(CN) — A report released Tuesday by Texas Attorney General Ken Paxton’s office claims to have found no evidence of bribery or a quid pro quo relationship between Paxton and a campaign donor following allegations of corruption and abuse of office raised last year by a group of senior staffers.
The 374-page internal investigation report produced by Paxton’s own agency says the Republican official “committed no crime” and that the staffers’ allegations “are either factually incorrect or legally deficient.”
The FBI continues to investigate the claims brought by the group of aggrieved staffers, who revolted against their boss 10 months ago and accused him of bribery and abuse of office for allegedly using his position to help campaign donor and Austin real estate investor Nate Paul. They specifically claimed Paxton hired a special prosecutor to investigate alleged enemies of Paul.
All seven whistleblowers have since been fired by the agency or resigned. Four sued Paxton last year in Travis County District Court, claiming they were fired in retaliation, threatened, intimidated and falsely smeared by Paxton. The lawsuit also alleges Paxton abused his office to help get a job for a woman whom they claim he was having an affair with.
Paxton, a Republican seeking reelection to a third term, has denied the allegations and is seeking to have the lawsuit thrown out. No criminal charges related to the whistleblower claims have been filed and the FBI did not immediately respond to an emailed request for comment on the case.
“AG Paxton’s actions were lawful, and consistent with his legal duties and prior actions taken by attorneys general of Texas,” the report concludes.
It went on to say it was “in the public’s best interest to not delay” the release of the finding clearing Paxton, adding the office will continue to investigate the matter. The report did not include names of any authors or investigators who worked on it.
The office’s release of the report comes just weeks before campaign season ramps up in the Lone Star State for next year’s March primary elections.

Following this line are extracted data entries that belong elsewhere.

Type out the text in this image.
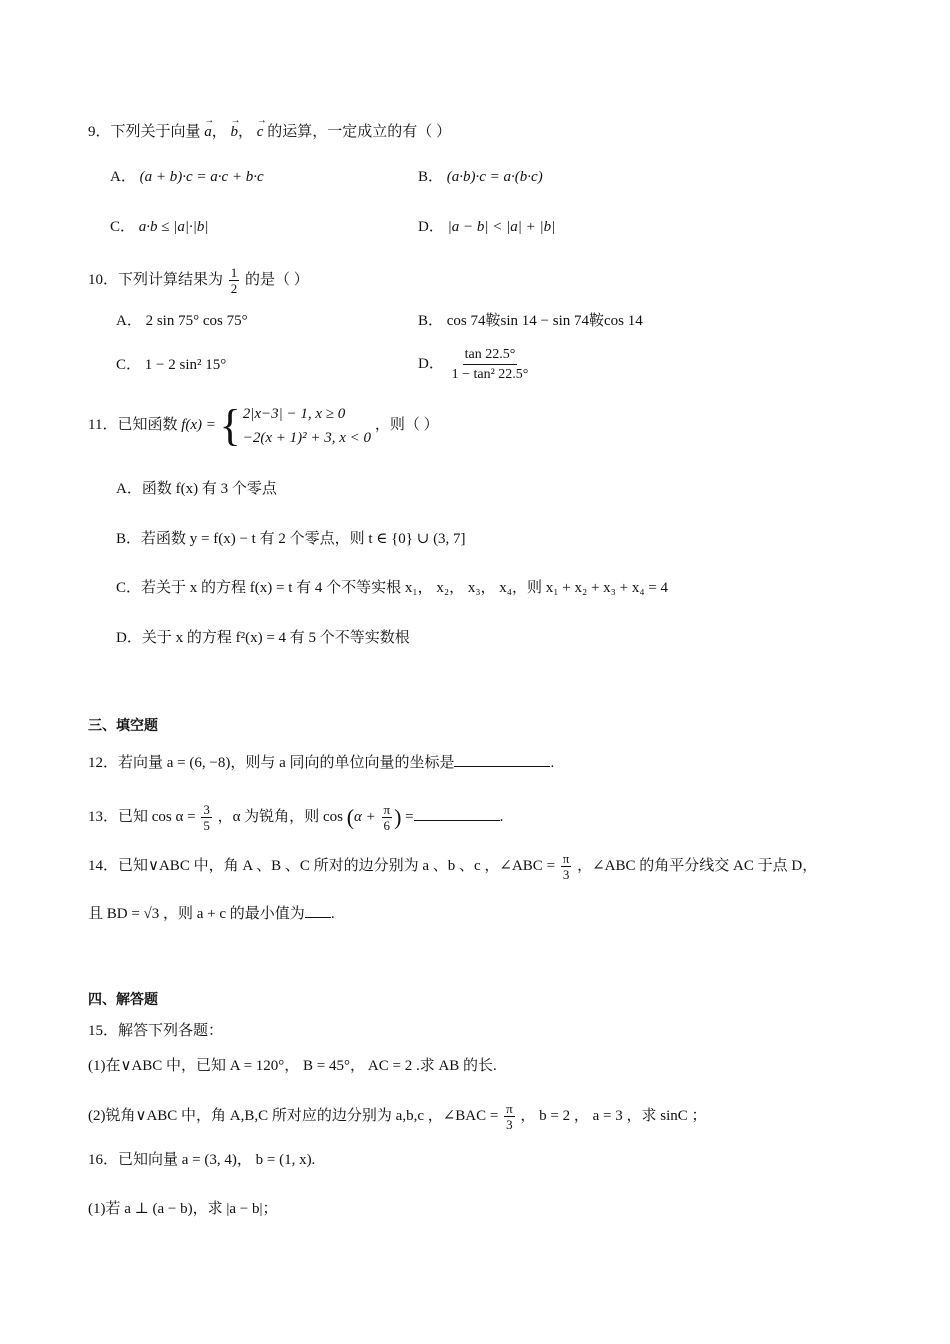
9．下列关于向量 → a， → b， → c 的运算，一定成立的有（ ）
A． (a + b)·c = a·c + b·c	B． (a·b)·c = a·(b·c)
C． a·b ≤ |a|·|b|	D． |a − b| < |a| + |b|
10．下列计算结果为 $\frac{1}{2}$ 的是（ ）
A． 2 sin 75° cos 75°	B． cos 74鞍sin 14 − sin 74鞍cos 14
C． 1 − 2 sin² 15°	D． $\frac{\tan 22.5^\circ}{\text{1 − tan² 22.5°}}$
11．已知函数 f(x) = { 2|x−3| − 1, x ≥ 0
−2(x + 1)² + 3, x < 0
，则（ ）
A．函数 f(x) 有 3 个零点
B．若函数 y = f(x) − t 有 2 个零点，则 t ∈ {0} ∪ (3, 7]
C．若关于 x 的方程 f(x) = t 有 4 个不等实根 x₁， x₂， x₃， x₄，则 x₁ + x₂ + x₃ + x₄ = 4
D．关于 x 的方程 f²(x) = 4 有 5 个不等实数根
三、填空题
12．若向量 a = (6, −8)，则与 a 同向的单位向量的坐标是	.
13．已知 $\cos \alpha = \frac{3}{5}$ ，α 为锐角，则 $\cos (\alpha + \frac{\pi}{6}$ ) =	.
14．已知∨ABC 中，角 A 、B 、C 所对的边分别为 a 、b 、c ，∠ABC = $\frac{\pi}{3}$ ，∠ABC 的角平分线交 AC 于点 D，
且 BD = √3 ，则 a + c 的最小值为 .
四、解答题
15．解答下列各题：
(1)在∨ABC 中，已知 A = 120°， B = 45°， AC = 2 .求 AB 的长.
(2)锐角∨ABC 中，角 A,B,C 所对应的边分别为 a,b,c ，∠BAC = $\frac{\pi}{3}$ ， b = 2 ， a = 3 ，求 sinC ；
16．已知向量 a = (3, 4)， b = (1, x).
(1)若 a ⊥ (a − b)，求 |a − b|；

Paxton, whose tenure as the state’s top cop has been overshadowed by legal troubles and scandal, has already drawn two primary challengers: Texas Land Commissioner George P. Bush - the nephew of former President George W. Bush and grandson of former President George H. W. Bush – and former Texas Supreme Court Justice Eva Guzman. Both Republicans have made a campaign issue of Paxton’s still-lingering indictment on felony securities fraud charges for allegedly defrauding investors.
The case has languished in pretrial motions for six years.
But Paxton won over the highly sought-after endorsement of former President Donald Trump last month. The attorney general has made headlines in recent weeks for fighting a series of Covid-19 inspired mask mandates issued by school districts across the state.